System focuses on delivery “by the each” rather than by the case

At one of Target’s distribution centers in California, the workers don’t move around very much.

Marc Wulfraat 

The company has deployed there a “goods-to-person” automated fulfillment system, in which workers pick orders for several stores at a time without leaving their workstations, according to Marc Wulfraat, founder and president of logistics consulting firm MWPVL International, based in Montreal.

In this type of system, full cases of product are broken down at the warehouse into “inner packs” or individual items, which are then stored in plastic totes.
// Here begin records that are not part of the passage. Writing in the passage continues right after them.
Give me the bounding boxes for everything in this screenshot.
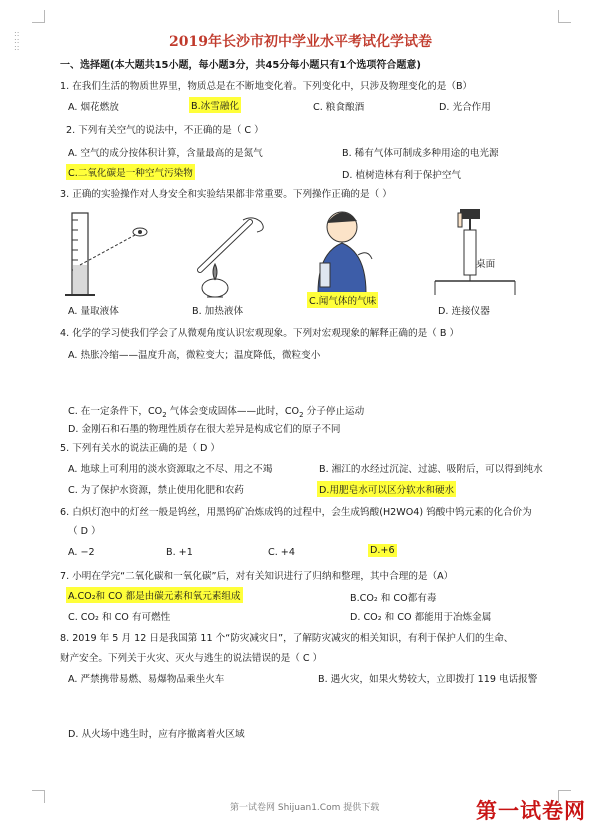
- question-7-stem: 7. 小明在学完“二氧化碳和一氧化碳”后，对有关知识进行了归纳和整理，其中合理的是（A）: [60, 571, 454, 582]
- question-6-stem-line2: （ D ）: [68, 526, 101, 537]
- question-8-stem-line1: 8. 2019 年 5 月 12 日是我国第 11 个“防灾减灾日”，了解防灾减灾的相关知识，有利于保护人们的生命、: [60, 633, 514, 644]
- question-6-option-a: A. −2: [68, 547, 95, 558]
- question-3-option-c: C.闻气体的气味: [307, 292, 378, 308]
- question-2-stem: 2. 下列有关空气的说法中，不正确的是（ C ）: [66, 125, 264, 136]
- question-8-stem-line2: 财产安全。下列关于火灾、灭火与逃生的说法错误的是（ C ）: [60, 653, 323, 664]
- section-heading: 一、选择题(本大题共15小题，每小题3分，共45分每小题只有1个选项符合题意): [60, 60, 421, 71]
- question-2-option-b: B. 稀有气体可制成多种用途的电光源: [342, 148, 499, 159]
- question-2-option-a: A. 空气的成分按体积计算，含量最高的是氮气: [68, 148, 263, 159]
- question-2-option-d: D. 植树造林有利于保护空气: [342, 170, 462, 181]
- question-3-option-d: D. 连接仪器: [438, 306, 490, 317]
- corner-mark-bottom-left: [32, 790, 45, 803]
- site-brand-logo: 第一试卷网: [476, 798, 586, 823]
- question-1-option-a: A. 烟花燃放: [68, 102, 119, 113]
- figure-measuring-liquid: [60, 205, 160, 300]
- figure-heating-liquid: [185, 210, 275, 300]
- figure-smelling-gas: [300, 205, 390, 295]
- question-7-option-a: A.CO₂和 CO 都是由碳元素和氧元素组成: [66, 587, 243, 603]
- question-6-option-b: B. +1: [166, 547, 193, 558]
- question-5-stem: 5. 下列有关水的说法正确的是（ D ）: [60, 443, 221, 454]
- desk-label: 桌面: [476, 259, 496, 270]
- question-1-option-b: B.冰雪融化: [189, 97, 241, 113]
- question-3-option-b: B. 加热液体: [192, 306, 244, 317]
- question-7-option-c: C. CO₂ 和 CO 有可燃性: [68, 612, 171, 623]
- question-5-option-c: C. 为了保护水资源，禁止使用化肥和农药: [68, 485, 244, 496]
- question-3-option-a: A. 量取液体: [68, 306, 119, 317]
- question-4-option-d: D. 金刚石和石墨的物理性质存在很大差异是构成它们的原子不同: [68, 424, 341, 435]
- question-1-option-c: C. 粮食酿酒: [313, 102, 365, 113]
- corner-mark-top-left: [32, 10, 45, 23]
- question-5-option-b: B. 湘江的水经过沉淀、过滤、吸附后，可以得到纯水: [319, 464, 543, 475]
- question-5-option-a: A. 地球上可利用的淡水资源取之不尽、用之不竭: [68, 464, 273, 475]
- question-2-option-c: C.二氧化碳是一种空气污染物: [66, 164, 195, 180]
- question-5-option-d: D.用肥皂水可以区分软水和硬水: [317, 481, 456, 497]
- question-8-option-a: A. 严禁携带易燃、易爆物品乘坐火车: [68, 674, 225, 685]
- question-3-stem: 3. 正确的实验操作对人身安全和实验结果都非常重要。下列操作正确的是（ ）: [60, 189, 392, 200]
- question-1-stem: 1. 在我们生活的物质世界里，物质总是在不断地变化着。下列变化中，只涉及物理变化的是（B）: [60, 81, 473, 92]
- question-4-option-a: A. 热胀冷缩——温度升高，微粒变大；温度降低，微粒变小: [68, 350, 321, 361]
- question-7-option-b: B.CO₂ 和 CO都有毒: [350, 593, 437, 604]
- question-8-option-b: B. 遇火灾，如果火势较大，立即拨打 119 电话报警: [318, 674, 538, 685]
- question-1-option-d: D. 光合作用: [439, 102, 491, 113]
- footer-source: 第一试卷网 Shijuan1.Com 提供下载: [230, 803, 380, 813]
- corner-mark-top-right: [558, 10, 571, 23]
- question-6-stem-line1: 6. 白炽灯泡中的灯丝一般是钨丝，用黑钨矿冶炼成钨的过程中，会生成钨酸(H2WO4) 钨酸中钨元素的化合价为: [60, 507, 532, 518]
- question-6-option-c: C. +4: [268, 547, 295, 558]
- question-7-option-d: D. CO₂ 和 CO 都能用于冶炼金属: [350, 612, 492, 623]
- margin-dots: :: :: ::: [14, 29, 20, 52]
- question-4-option-c: C. 在一定条件下，$CO_2$ 气体会变成固体——此时，$CO_2$ 分子停止运动: [68, 406, 365, 419]
- page-title: 2019年长沙市初中学业水平考试化学试卷: [169, 34, 432, 50]
- figure-connecting-apparatus: [430, 205, 520, 300]
- question-6-option-d: D.+6: [370, 545, 395, 556]
- question-8-option-d: D. 从火场中逃生时，应有序撤离着火区域: [68, 729, 245, 740]
- question-4-stem: 4. 化学的学习使我们学会了从微观角度认识宏观现象。下列对宏观现象的解释正确的是（ B ）: [60, 328, 460, 339]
These “donor totes” are then conveyed automatically from their storage areas to the warehouse workstations, and the workers select product from them and place the product in outbound delivery totes based on orders placed by individual stores.
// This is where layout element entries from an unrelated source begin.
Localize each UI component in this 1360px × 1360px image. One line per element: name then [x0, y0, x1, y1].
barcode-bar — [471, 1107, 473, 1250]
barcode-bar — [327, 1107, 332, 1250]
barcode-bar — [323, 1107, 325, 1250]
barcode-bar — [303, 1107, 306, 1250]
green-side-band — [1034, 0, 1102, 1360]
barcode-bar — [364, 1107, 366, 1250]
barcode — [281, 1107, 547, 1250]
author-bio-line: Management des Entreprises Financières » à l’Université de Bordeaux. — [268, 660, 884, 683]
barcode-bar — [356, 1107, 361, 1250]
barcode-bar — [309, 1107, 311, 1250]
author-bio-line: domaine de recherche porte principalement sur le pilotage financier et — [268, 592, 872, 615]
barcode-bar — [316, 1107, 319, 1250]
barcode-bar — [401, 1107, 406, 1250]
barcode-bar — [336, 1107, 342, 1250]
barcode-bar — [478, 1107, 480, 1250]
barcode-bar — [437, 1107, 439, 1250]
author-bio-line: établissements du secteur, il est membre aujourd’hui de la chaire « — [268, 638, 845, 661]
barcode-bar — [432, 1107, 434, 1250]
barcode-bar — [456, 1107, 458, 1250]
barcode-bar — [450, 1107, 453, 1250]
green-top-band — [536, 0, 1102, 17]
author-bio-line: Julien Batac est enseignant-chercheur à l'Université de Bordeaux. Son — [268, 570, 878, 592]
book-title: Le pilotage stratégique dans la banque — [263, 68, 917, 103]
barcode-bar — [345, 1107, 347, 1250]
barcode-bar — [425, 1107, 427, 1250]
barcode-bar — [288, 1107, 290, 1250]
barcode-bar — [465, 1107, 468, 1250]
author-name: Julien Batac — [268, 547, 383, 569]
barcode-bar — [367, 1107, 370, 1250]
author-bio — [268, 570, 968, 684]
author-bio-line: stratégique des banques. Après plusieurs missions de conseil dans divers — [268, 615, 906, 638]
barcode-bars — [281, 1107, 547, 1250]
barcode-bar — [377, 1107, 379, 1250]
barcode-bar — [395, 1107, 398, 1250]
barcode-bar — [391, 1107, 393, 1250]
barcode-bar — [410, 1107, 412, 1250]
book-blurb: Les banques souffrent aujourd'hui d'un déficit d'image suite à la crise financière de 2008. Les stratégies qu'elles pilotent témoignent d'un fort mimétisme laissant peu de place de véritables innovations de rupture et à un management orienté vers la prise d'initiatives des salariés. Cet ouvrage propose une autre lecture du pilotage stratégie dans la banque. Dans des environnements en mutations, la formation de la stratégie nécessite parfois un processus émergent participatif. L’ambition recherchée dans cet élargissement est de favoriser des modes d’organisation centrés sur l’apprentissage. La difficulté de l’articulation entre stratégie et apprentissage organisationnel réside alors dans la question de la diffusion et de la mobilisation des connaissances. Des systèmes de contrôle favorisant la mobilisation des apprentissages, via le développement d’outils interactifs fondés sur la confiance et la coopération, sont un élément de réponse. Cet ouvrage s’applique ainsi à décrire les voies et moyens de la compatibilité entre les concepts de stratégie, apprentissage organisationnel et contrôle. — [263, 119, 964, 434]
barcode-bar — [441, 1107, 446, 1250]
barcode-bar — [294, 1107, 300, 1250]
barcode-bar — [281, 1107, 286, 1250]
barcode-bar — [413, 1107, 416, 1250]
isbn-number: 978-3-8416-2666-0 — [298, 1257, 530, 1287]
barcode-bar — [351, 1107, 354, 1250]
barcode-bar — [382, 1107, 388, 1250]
This type of automated technology, combined with software that applies the layout of each individual store so that items can be delivered in a “store-friendly” sequence for speedy shelf replenishment, could be behind some of the new advancements in store supply discussed in recent earnings calls by Target Corp. and Whole Foods Market. Neither company has divulged much detail about the technology behind their new systems, but both are encouraged by early results.

In a Feb. 28 analyst meeting at which Target unveiled a broad array of new strategic initiatives, CEO Brian Cornell said the company was migrating to a distribution model in which individual items, rather than full cases, would be delivered to stores as they are needed, freeing up space in back rooms.

“Fundamentally, we are changing how we move product,” said Cornell. “In the future, we know we’ll still have to move cases. But to move product faster, and to manage the growing digital demand, we have to start moving individual items.

“The concept is pretty simple,” he explained. “When a store sells one bottle of shampoo, we put one bottle of shampoo on the next store delivery truck within hours.”

Similarly, Whole Foods CEO John Mackey said in the company’s first-quarter earnings call on Feb. 8 that Whole Foods was rolling out “order-to-shelf” initiatives that have the potential to reduce store labor and inventories. Product is delivered from trucks directly to store aisles, rather than to back rooms.

The order-to-shelf efforts were behind a 9% decline in store-level inventories in the most recent quarter, the company said in the call. Reducing store-level inventories helps improve a retailer’s balance sheet and cash flow, provided the stores can still maintain on-shelf product availability.

“It's creating a really strong, efficient process from the way the goods are received in the back door to bring them right out to the shelf,” said Ken Meyer, EVP of operations, Whole Foods. “And it's really improving and helping our out-of-stocks, as well — dramatically.”

By reducing the handling of perishables in back rooms, the initiative is also reducing shrink, he said.

Target said its individual-item replenishment efforts would free up back-room space that could be used for online order fulfillment or other purposes.

The individual product delivery model — delivery “by the each” rather than by the case — is “absolutely key” to the rollout of small format stores, which have little or no storage space, said Cornell. Target plans to add 100 such locations in the next three years.

The company has “several pilots underway,” and will begin transitioning to the new model starting this spring in the Northeast.

Companies have been breaking down cases in warehouses and shipping small quantities of product to stores for years — slow-moving items like spices are a perfect example — even though it requires a small amount of additional labor at the warehouse, Wulfraat explained. Increasingly, however, automation and other technological advances are making it more feasible to apply this model across a broader range of product.

“Life is good when have a 150,000-square-foot store, and you can just take a case of toothpaste, and pop it on the shelf,” said Wulfraat. “But when you have a small-format store where you are trying to stuff in a lot of SKUs, you don’t have that space on the shelf any more for a full case of toothpaste.”

By delivering those items to stores in a way that makes it easier to restock shelves — rather than simply placing heavier cases at the bottom of pallet loads, and lighter items on top — shelves can be restocked more quickly and store labor reduced, he said.

A traditional pallet of product might have to travel down four different aisles of the store before all of its payload has been restocked, for example. But a load that has been delivered from the warehouse in a store-friendly manner, based on the layout of that specific location, might only travel an aisle and a half, Wulfraat explained.

“The travel time that the replenishment operator in the store has to spend to stock goes way down when you have an automated distribution center that’s preparing things in a store-friendly sequence,” said Wulfraat. “That’s the bottom line.

“That’s the motivation for a lot of companies to spend the untold millions of dollars that it takes to do this, because there’s just a tremendous amount of retail store savings to be had when you are creating a store-friendly pallet.”